No announcement yet.

Authentication issues with child domain

  • Filter
  • Time
  • Show
Clear All
new posts

  • Authentication issues with child domain

    Hi all

    Background first: We have an AD2003 forest consisting of one parent domain, and one child domain. Parent domain (let's call it company.local) has two DC's, and the child domain ( had one DC.

    As we needed to free up the hardware that the child DC was running on, I tried to import it into VMWare using P2V, but stumbled across two problems - it was no longer seen as the same DC, and also it kept generating BSOD's.
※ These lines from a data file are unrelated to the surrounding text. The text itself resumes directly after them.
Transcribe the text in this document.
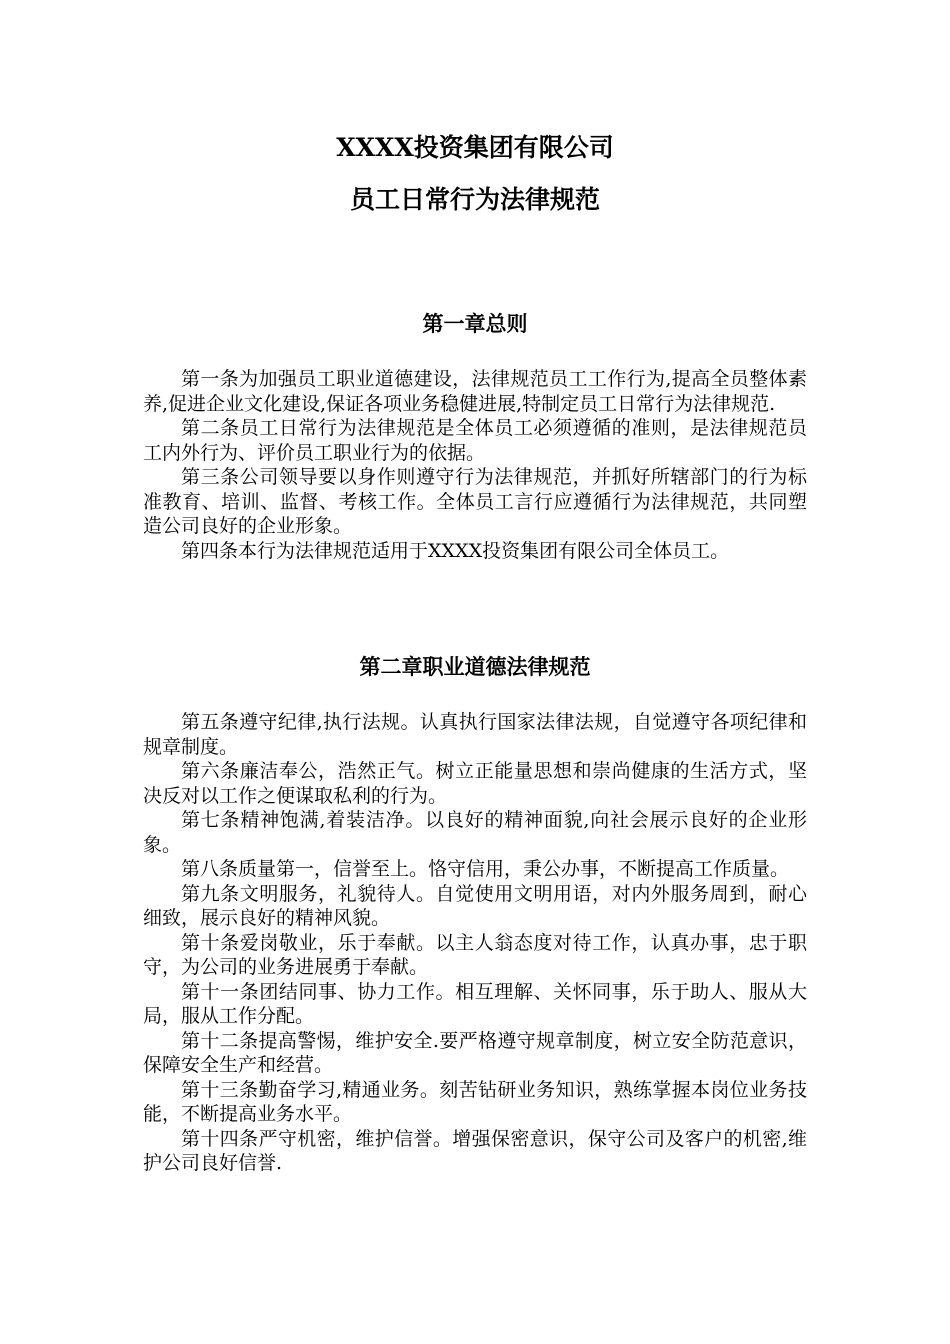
XXXX投资集团有限公司
员工日常行为法律规范
第一章总则

第一条为加强员工职业道德建设，法律规范员工工作行为,提高全员整体素养,促进企业文化建设,保证各项业务稳健进展,特制定员工日常行为法律规范.

第二条员工日常行为法律规范是全体员工必须遵循的准则，是法律规范员工内外行为、评价员工职业行为的依据。

第三条公司领导要以身作则遵守行为法律规范，并抓好所辖部门的行为标准教育、培训、监督、考核工作。全体员工言行应遵循行为法律规范，共同塑造公司良好的企业形象。

第四条本行为法律规范适用于XXXX投资集团有限公司全体员工。

第二章职业道德法律规范

第五条遵守纪律,执行法规。认真执行国家法律法规，自觉遵守各项纪律和规章制度。

第六条廉洁奉公，浩然正气。树立正能量思想和崇尚健康的生活方式，坚决反对以工作之便谋取私利的行为。

第七条精神饱满,着装洁净。以良好的精神面貌,向社会展示良好的企业形象。

第八条质量第一，信誉至上。恪守信用，秉公办事，不断提高工作质量。

第九条文明服务，礼貌待人。自觉使用文明用语，对内外服务周到，耐心细致，展示良好的精神风貌。

第十条爱岗敬业，乐于奉献。以主人翁态度对待工作，认真办事，忠于职守，为公司的业务进展勇于奉献。

第十一条团结同事、协力工作。相互理解、关怀同事，乐于助人、服从大局，服从工作分配。

第十二条提高警惕，维护安全.要严格遵守规章制度，树立安全防范意识，保障安全生产和经营。

第十三条勤奋学习,精通业务。刻苦钻研业务知识，熟练掌握本岗位业务技能，不断提高业务水平。

第十四条严守机密，维护信誉。增强保密意识，保守公司及客户的机密,维护公司良好信誉.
    No worries I thought, will just fire up the original child DC again for time being, but that now won't replicate to the parent DC's either, and the DNS zone is empty. Most obvious symptom was that machines on the child domain couldn't authenticate against the parent domain.

    So I built a fresh DC in VMWare, joined it to the demoroom child domain, dcpromo'd it, and set it as a DNS server by creating a Primary AD zone called

    All seemed ok for the most part, as machines in the child domain can now log into the parent domain if required. However I noticed that the new child DC hasn't appeared as a replication partner in AD Sites & Services in the parent domain.

    When I investigated further, I realised that while I can authenticate from the child to the parent domain, I can't authenticate the other way. (e.g. if I use the 'Connect to Domain' option in AD on one of the parent DC's, and connect to Demoroom, it just says bad username or password).

    I also found that SRV (ldap & kerberos) records for the new child DC weren't created in the child DNS zone, so have created them manually. However I realise that I shouldn't need to do this if everything is working correctly and, unsurprisingly, it hasn't fixed my problem.

    I'm not quite sure where to go from here, but basically I need to get the VMWare child DC working fully so that the equipment in our showroom all works correctly. FWIW, I can ping correctly from both domains by IP, name and FQDN, so DNS is working correctly in that respect.

    Any suggestions would be greatly appreciated, I'm wondering whether to just delete the child DNS zone and recreate it?


  • #2
    Re: Authentication issues with child domain

    When you brought the physical DC back online you screwed things up even more.

    Look at the even logs, anything that mentions USN rollback?


    • #3
      Re: Authentication issues with child domain

      Tell me about it. Bit of a comedy of errors really, all things considered

      Regarding the event logs on the new DC:

      Directory Service: looks pretty clean, no errors


      Event ID 4514 appearing frequently - The DNS server detected that it is not enlisted in the replication scope of the directory partition etc (This is why I manually populated DNS with the SRV records for the new DC, but it didn't make any difference.)


      Event ID 4015 appearing with the above error - The DNS server has encountered a critical error from the Active Directory. Check that the Active Directory is functioning properly. The extended error debug information (which may be empty) is "000020B5: AtrErr: DSID-03152392, #1:

      File Replication: Same as DS log, looks clean and no recent errors.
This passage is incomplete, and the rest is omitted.